Automagic JIS/ShiftJIS/EUC to UTF8

Finally got sick of constantly dealing with the variety of encoding schemes used for Japanese text files. I still convert everything to UTF-8 before any serious use, but for just looking at a random downloaded file, I wanted to eliminate a step.

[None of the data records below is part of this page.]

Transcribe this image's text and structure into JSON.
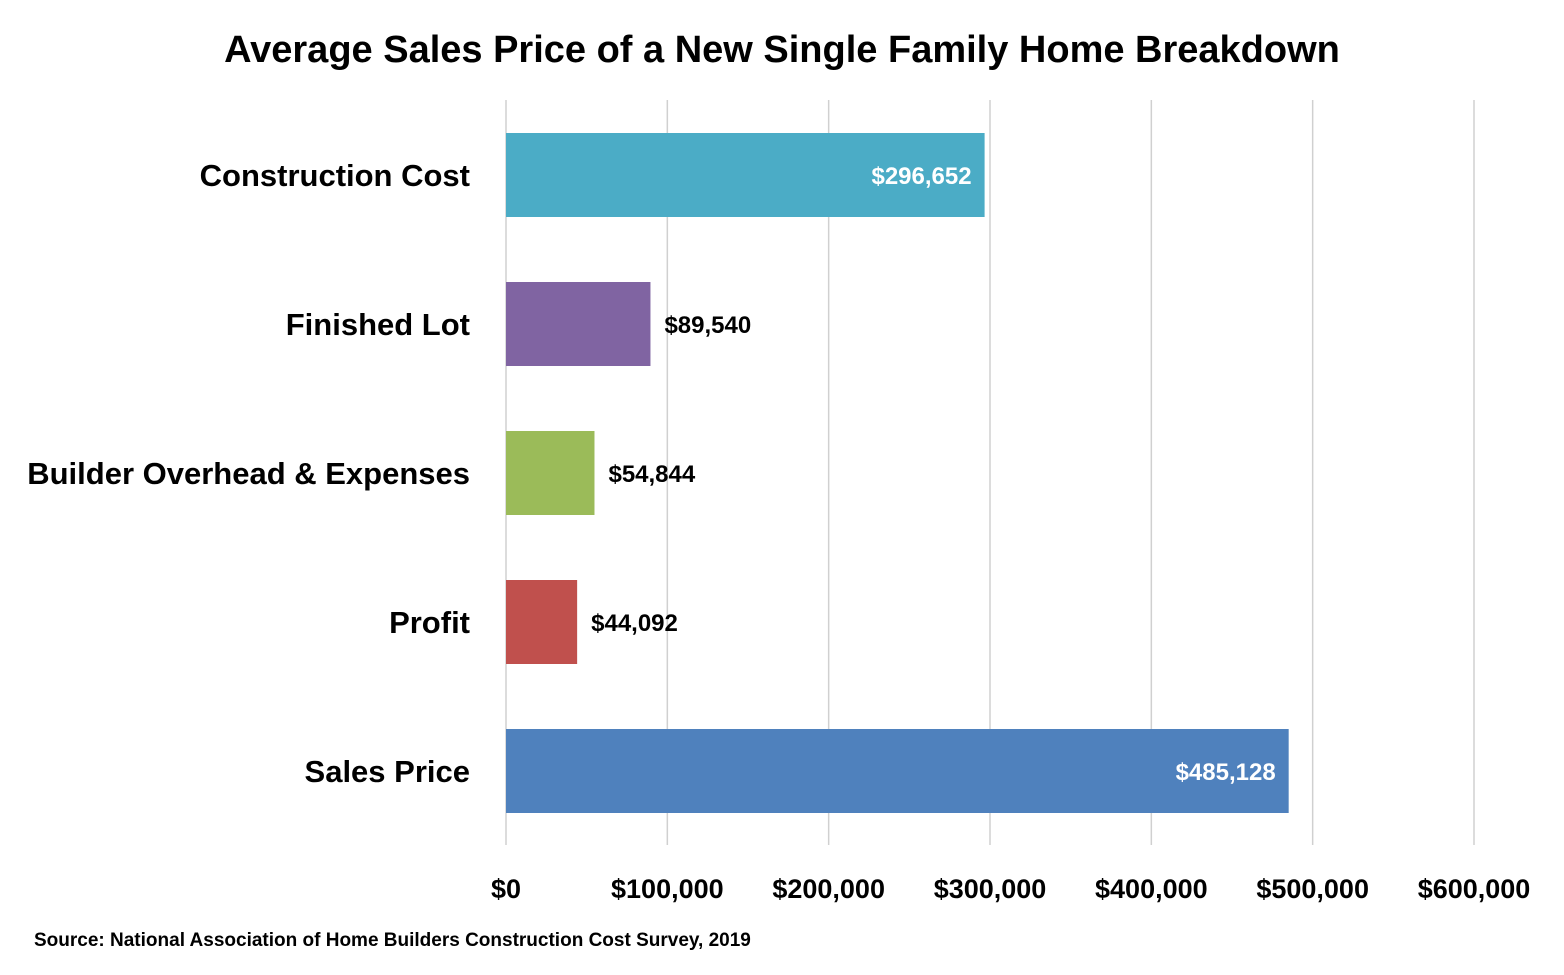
{
  "chart_data": {
    "type": "bar",
    "orientation": "horizontal",
    "title": "Average Sales Price of a New Single Family Home Breakdown",
    "xlabel": "",
    "ylabel": "",
    "categories": [
      "Construction Cost",
      "Finished Lot",
      "Builder Overhead & Expenses",
      "Profit",
      "Sales Price"
    ],
    "values": [
      296652,
      89540,
      54844,
      44092,
      485128
    ],
    "data_labels": [
      "$296,652",
      "$89,540",
      "$54,844",
      "$44,092",
      "$485,128"
    ],
    "colors": [
      "#4BACC6",
      "#8064A2",
      "#9BBB59",
      "#C0504D",
      "#4F81BD"
    ],
    "xlim": [
      0,
      600000
    ],
    "xticks": [
      0,
      100000,
      200000,
      300000,
      400000,
      500000,
      600000
    ],
    "xtick_labels": [
      "$0",
      "$100,000",
      "$200,000",
      "$300,000",
      "$400,000",
      "$500,000",
      "$600,000"
    ],
    "grid": "vertical",
    "legend": "none"
  },
  "source": "Source: National Association of Home Builders Construction Cost Survey, 2019"
}
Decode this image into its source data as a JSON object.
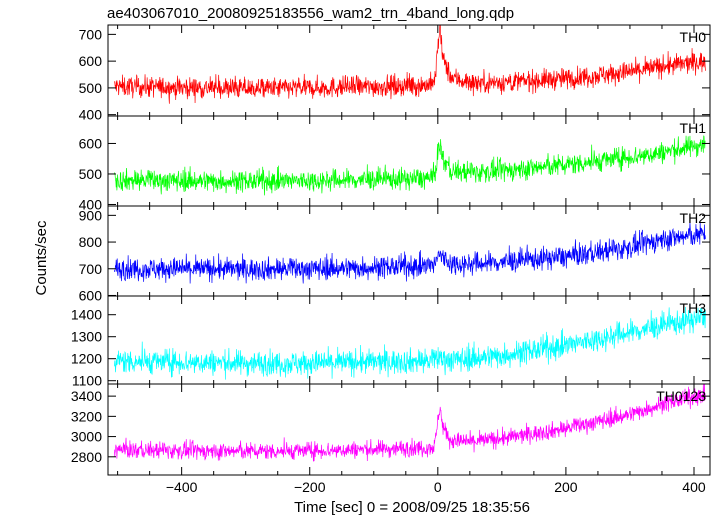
{
  "chart_data": {
    "type": "line",
    "title": "ae403067010_20080925183556_wam2_trn_4band_long.qdp",
    "xlabel": "Time [sec] 0 = 2008/09/25 18:35:56",
    "ylabel": "Counts/sec",
    "xlim": [
      -515,
      425
    ],
    "x_ticks": [
      -400,
      -200,
      0,
      200,
      400
    ],
    "x_tick_labels": [
      "−400",
      "−200",
      "0",
      "200",
      "400"
    ],
    "grid": false,
    "panels": [
      {
        "name": "TH0",
        "color": "#ff0000",
        "ylim": [
          395,
          735
        ],
        "y_ticks": [
          400,
          500,
          600,
          700
        ],
        "x": [
          -500,
          -400,
          -300,
          -200,
          -100,
          -20,
          -5,
          0,
          3,
          8,
          20,
          50,
          100,
          200,
          300,
          350,
          420
        ],
        "y": [
          505,
          502,
          498,
          500,
          505,
          510,
          520,
          650,
          720,
          610,
          540,
          520,
          520,
          535,
          560,
          580,
          600
        ],
        "noise": 28
      },
      {
        "name": "TH1",
        "color": "#00ff00",
        "ylim": [
          395,
          690
        ],
        "y_ticks": [
          400,
          500,
          600
        ],
        "x": [
          -500,
          -400,
          -300,
          -200,
          -100,
          -20,
          -5,
          0,
          3,
          8,
          20,
          50,
          100,
          200,
          300,
          350,
          420
        ],
        "y": [
          480,
          478,
          476,
          478,
          482,
          485,
          490,
          570,
          600,
          550,
          510,
          505,
          510,
          530,
          555,
          570,
          600
        ],
        "noise": 25
      },
      {
        "name": "TH2",
        "color": "#0000ff",
        "ylim": [
          598,
          935
        ],
        "y_ticks": [
          600,
          700,
          800,
          900
        ],
        "x": [
          -500,
          -400,
          -300,
          -200,
          -100,
          -20,
          -5,
          0,
          3,
          8,
          20,
          50,
          100,
          200,
          300,
          350,
          420
        ],
        "y": [
          700,
          700,
          698,
          700,
          705,
          710,
          715,
          740,
          760,
          740,
          720,
          718,
          725,
          745,
          780,
          810,
          830
        ],
        "noise": 30
      },
      {
        "name": "TH3",
        "color": "#00ffff",
        "ylim": [
          1085,
          1485
        ],
        "y_ticks": [
          1100,
          1200,
          1300,
          1400
        ],
        "x": [
          -500,
          -400,
          -300,
          -200,
          -100,
          -20,
          -5,
          0,
          3,
          8,
          20,
          50,
          100,
          200,
          300,
          350,
          420
        ],
        "y": [
          1190,
          1185,
          1180,
          1180,
          1185,
          1190,
          1190,
          1200,
          1210,
          1200,
          1195,
          1200,
          1215,
          1260,
          1320,
          1350,
          1390
        ],
        "noise": 40
      },
      {
        "name": "TH0123",
        "color": "#ff00ff",
        "ylim": [
          2620,
          3520
        ],
        "y_ticks": [
          2800,
          3000,
          3200,
          3400
        ],
        "x": [
          -500,
          -400,
          -300,
          -200,
          -100,
          -20,
          -5,
          0,
          3,
          8,
          20,
          50,
          100,
          200,
          300,
          350,
          420
        ],
        "y": [
          2870,
          2860,
          2855,
          2860,
          2875,
          2890,
          2900,
          3150,
          3300,
          3100,
          2960,
          2950,
          2980,
          3080,
          3220,
          3320,
          3420
        ],
        "noise": 60
      }
    ]
  }
}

less supports input filters with the LESSOPEN environment variable, but you need something to put into it. Turns out the Perl Encode::Guess module works nicely for this, and now I no longer care if a file is JIS, ShiftJIS, CP932, EUC-JP, or UTF-8. Code below the fold.

#!/usr/bin/perl
use strict;
use Encode;
use Encode::Guess;
binmode(STDOUT,":utf8");
 
my $data;
open(In,"<:raw",$ARGV[0]) or exit 1;
while (<In>) {
	$data .= $_;
	last if $. > 1000;
}
my $name = guess_encoding($data,qw(jis cp932 euc-jp utf8))->name;
$name = "utf8" if $name eq "ascii";
 
print decode($name,$data);
binmode(In,":encoding($name)");
while (<In>) {
	print;
}
close(In);
exit 0;

export LESSOPEN=”| inputfilter.pl %s”

The only two things interesting about this code are the fact that it tests the first thousand lines of the file, and that I override any attempt to treat a file as “ascii”. Both are to work around lengthy ASCII-only headers, such as XML DTDs, etc.